Père de deux enfants de 6 et 9 ans, Sylvain, cadre dans l'audiovisuel en région parisienne, ne voit pas aujourd'hui "l'urgence de les faire vacciner".

"Si on nous prouve par A+B que c'est nécessaire on le fera, mais vu la vague actuelle, on se demande si ce ne serait pas déjà trop tard" pour l'endiguer.

Pour ses partisans, la vaccination des 5-11 ans a des vertus collectives: limiter les contaminations venant des enfants.

Les sociétés savantes de pédiatrie se sont prononcées pour une vaccination rapide de tous les enfants présentant des maladies chroniques les exposant à un risque de forme grave de Covid.

Mais la campagne de rappel vaccinal des adultes reste la priorité et la vaccination des enfants ne doit pas la freiner, ont-elles estimé.

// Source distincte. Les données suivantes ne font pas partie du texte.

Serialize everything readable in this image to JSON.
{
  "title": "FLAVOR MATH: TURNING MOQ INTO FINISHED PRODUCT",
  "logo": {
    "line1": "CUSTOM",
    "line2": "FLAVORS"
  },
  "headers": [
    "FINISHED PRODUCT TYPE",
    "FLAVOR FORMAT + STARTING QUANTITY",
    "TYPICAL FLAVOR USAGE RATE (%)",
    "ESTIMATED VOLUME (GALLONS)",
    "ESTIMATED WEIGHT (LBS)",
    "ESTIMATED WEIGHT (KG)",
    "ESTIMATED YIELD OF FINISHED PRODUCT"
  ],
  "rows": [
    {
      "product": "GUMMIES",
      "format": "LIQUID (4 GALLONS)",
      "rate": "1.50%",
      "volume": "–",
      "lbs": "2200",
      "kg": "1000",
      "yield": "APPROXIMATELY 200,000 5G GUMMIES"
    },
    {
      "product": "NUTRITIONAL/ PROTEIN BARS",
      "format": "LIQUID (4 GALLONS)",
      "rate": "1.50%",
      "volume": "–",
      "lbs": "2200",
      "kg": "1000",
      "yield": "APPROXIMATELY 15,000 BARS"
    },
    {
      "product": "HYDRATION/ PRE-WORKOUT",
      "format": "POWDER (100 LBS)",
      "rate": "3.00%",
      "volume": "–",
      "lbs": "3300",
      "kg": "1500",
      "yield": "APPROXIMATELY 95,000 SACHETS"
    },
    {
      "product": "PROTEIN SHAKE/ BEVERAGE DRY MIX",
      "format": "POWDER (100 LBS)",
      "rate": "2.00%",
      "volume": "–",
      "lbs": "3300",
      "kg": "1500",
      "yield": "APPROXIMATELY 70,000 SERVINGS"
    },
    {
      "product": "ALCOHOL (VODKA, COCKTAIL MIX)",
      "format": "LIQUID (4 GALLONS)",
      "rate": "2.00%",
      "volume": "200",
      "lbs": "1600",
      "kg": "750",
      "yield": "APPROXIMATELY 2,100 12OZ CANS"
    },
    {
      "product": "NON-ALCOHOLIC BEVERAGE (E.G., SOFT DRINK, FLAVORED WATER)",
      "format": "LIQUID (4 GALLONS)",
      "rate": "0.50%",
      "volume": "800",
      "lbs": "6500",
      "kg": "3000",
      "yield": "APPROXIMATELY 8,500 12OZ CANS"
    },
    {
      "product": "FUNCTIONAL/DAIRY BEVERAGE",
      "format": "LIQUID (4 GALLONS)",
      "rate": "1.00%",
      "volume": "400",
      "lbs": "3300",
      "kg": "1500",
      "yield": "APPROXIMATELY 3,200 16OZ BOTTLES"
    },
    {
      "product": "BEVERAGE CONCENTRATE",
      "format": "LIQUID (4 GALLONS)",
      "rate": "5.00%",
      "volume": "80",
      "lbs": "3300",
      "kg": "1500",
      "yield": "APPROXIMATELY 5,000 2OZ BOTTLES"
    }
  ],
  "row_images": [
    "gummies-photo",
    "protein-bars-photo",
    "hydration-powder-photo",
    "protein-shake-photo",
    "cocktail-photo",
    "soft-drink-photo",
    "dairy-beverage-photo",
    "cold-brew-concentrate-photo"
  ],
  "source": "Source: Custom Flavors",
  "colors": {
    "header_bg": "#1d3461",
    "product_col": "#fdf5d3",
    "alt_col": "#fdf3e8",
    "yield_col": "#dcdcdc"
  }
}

"Il faut que cette vaccination ait un sens, qu'elle serve à bloquer la transmission, or avec le variant Omicron extrêmement contagieux, c'est totalement caduc", tranche l'infectiologue Benjamin Davido.

"Il ne faut pas oublier que la vaccination est un traitement préventif", ajoute-t-il. "Démarrer une campagne en plein pic épidémique, avec un vaccin prévu pour une autre souche du virus, ne va certainement pas permettre d'infléchir la courbe".

Selon lui, la vaccination des enfants pourrait s'intensifier si les hospitalisations des plus jeunes grimpaient soudainement, créant un sentiment de panique, ou bien si la vague actuelle s'avérait beaucoup plus longue qu'attendu. Deux conditions qui restent à ce stade des hypothèses.